The distinction between Voltage and Rotor Angle Stability:

It is important to recognize that the distinction between rotor angle stability and voltage stability is not based on weak coupling between variations in active power/angle and reactive power/voltage magnitude. In fact, the coupling is strong for stressed conditions and both rotor angle stability and voltage stability are affected by pre-disturbance active power as well as reactive power flows. Instead, the distinction is based on the specific set of opposing forces that experience sustained imbalance and the principal system variable in which the consequent instability is apparent.

FREQUENCY STABILITY:

Frequency stability refers to the ability of a power system to maintain steady frequency following a severe system upset resulting in a significant imbalance between generation and load.

It depends on the ability to maintain/restore equilibrium between system generation and load, with minimum unintentional loss of load. The instability that may result occurs in the form of sustained frequency swings leading to the tripping of generating units and/or loads.
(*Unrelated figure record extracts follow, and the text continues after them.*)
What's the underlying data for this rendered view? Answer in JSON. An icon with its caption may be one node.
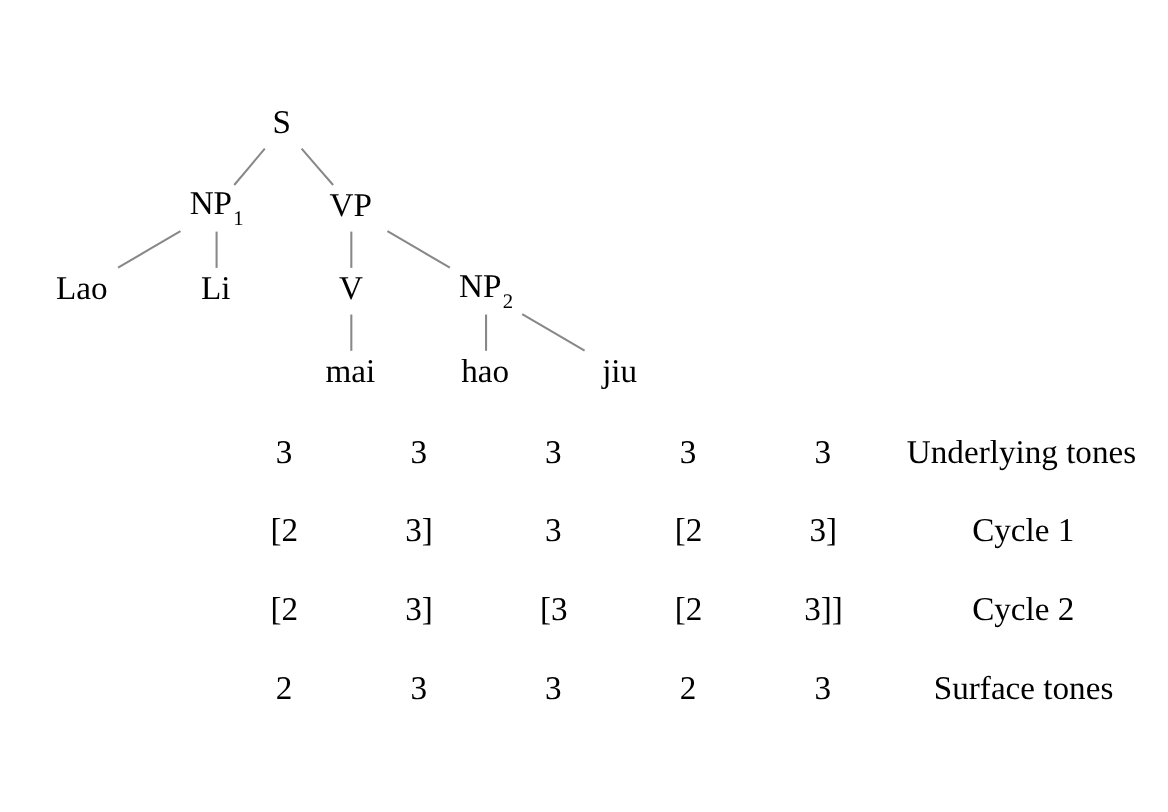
{
  "diagram": {
    "nodes": [
      {
        "text": [
          "S"
        ]
      },
      {
        "text": [
          "NP$_{1}$"
        ]
      },
      {
        "text": [
          "VP"
        ]
      },
      {
        "text": [
          "Lao"
        ]
      },
      {
        "text": [
          "Li"
        ]
      },
      {
        "text": [
          "V"
        ]
      },
      {
        "text": [
          "NP$_{2}$"
        ]
      },
      {
        "text": [
          "mai"
        ]
      },
      {
        "text": [
          "hao"
        ]
      },
      {
        "text": [
          "jiu"
        ]
      }
    ],
    "edges": [
      {
        "from": 0,
        "to": 1,
        "arrow": "none"
      },
      {
        "from": 0,
        "to": 2,
        "arrow": "none"
      },
      {
        "from": 1,
        "to": 3,
        "arrow": "none"
      },
      {
        "from": 1,
        "to": 4,
        "arrow": "none"
      },
      {
        "from": 2,
        "to": 5,
        "arrow": "none"
      },
      {
        "from": 2,
        "to": 6,
        "arrow": "none"
      },
      {
        "from": 5,
        "to": 7,
        "arrow": "none"
      },
      {
        "from": 6,
        "to": 8,
        "arrow": "none"
      },
      {
        "from": 6,
        "to": 9,
        "arrow": "none"
      }
    ],
    "labels": [
      "3",
      "3",
      "3",
      "3",
      "3",
      "Underlying tones",
      "[2",
      "3]",
      "3",
      "[2",
      "3]",
      "Cycle 1",
      "[2",
      "3]",
      "[3",
      "[2",
      "3]]",
      "Cycle 2",
      "2",
      "3",
      "3",
      "2",
      "3",
      "Surface tones"
    ]
  }
}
Severe system upsets generally result in large excursions of frequency, power flows, voltage, and other system variables, thereby invoking the actions of processes, controls, and protections that are not modeled in conventional transient stability or voltage stability studies. These processes may be very slow, such as boiler dynamics, or only triggered for extreme system conditions, such as volts/Hertz protection tripping generators.

In large interconnected power systems, this type of situation is most commonly associated with conditions following the splitting of systems into islands. Stability in this case is a question of whether or not each island will reach a state of operating equilibrium with minimal unintentional loss of load. It is determined by the overall response of the island as evidenced by its mean frequency, rather than the relative motion of machines. Generally, frequency stability problems are associated with inadequacies in equipment responses, poor coordination of control and protection equipment, or insufficient generation reserve. Examples of such problems are reported in the references. In isolated island systems, frequency stability could be of concern for any disturbance causing a relatively significant loss of load or generation.
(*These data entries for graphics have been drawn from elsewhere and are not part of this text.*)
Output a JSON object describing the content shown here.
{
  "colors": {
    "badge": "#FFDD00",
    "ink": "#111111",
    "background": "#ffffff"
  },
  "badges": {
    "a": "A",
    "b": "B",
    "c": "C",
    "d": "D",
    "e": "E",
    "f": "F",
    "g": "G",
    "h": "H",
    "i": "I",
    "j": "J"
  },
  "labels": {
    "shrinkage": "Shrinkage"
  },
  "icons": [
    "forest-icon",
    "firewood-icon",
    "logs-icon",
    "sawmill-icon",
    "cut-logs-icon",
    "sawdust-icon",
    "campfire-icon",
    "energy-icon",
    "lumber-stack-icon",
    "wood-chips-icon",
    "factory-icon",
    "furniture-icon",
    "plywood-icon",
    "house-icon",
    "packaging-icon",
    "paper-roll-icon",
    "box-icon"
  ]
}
During frequency excursions, the characteristic times of the processes and devices that are activated will range from a fraction of seconds, corresponding to the response of devices such as under-frequency load shedding and generator controls and protections, to several minutes, corresponding to the response of devices such as prime mover energy supply systems and load voltage regulators. Therefore, as identified in Figure, frequency stability may be a short-term phenomenon or a long-term phenomenon.
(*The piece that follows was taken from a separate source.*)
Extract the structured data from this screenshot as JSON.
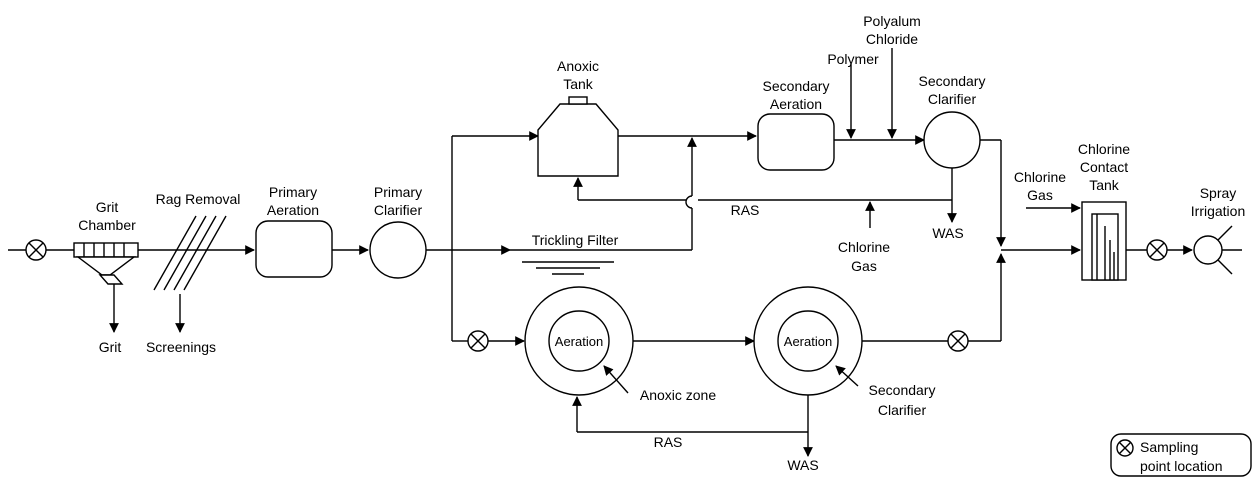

An example of short-term frequency instability is the formation of an under-generated island with insufficient under-frequency load shedding such that frequency decays rapidly causing a blackout of the island within a few seconds. On the other hand, more complex situations in which frequency instability is caused by steam turbine over-speed controls or boiler/reactor protection and controls are longer-term phenomena with the time frame of interest ranging from tens of seconds to several minutes.

During frequency excursions, voltage magnitudes may change significantly, especially for islanding conditions with under-frequency load shedding that unloads the system. Voltage magnitude changes, which may be higher in percentage than frequency changes, affect the load-generation imbalance.

High voltage may cause undesirable generator tripping by poorly designed or coordinated loss of excitation relays or volts/Hertz relays. In an overloaded system, the low voltage may cause undesirable operation of impedance relays.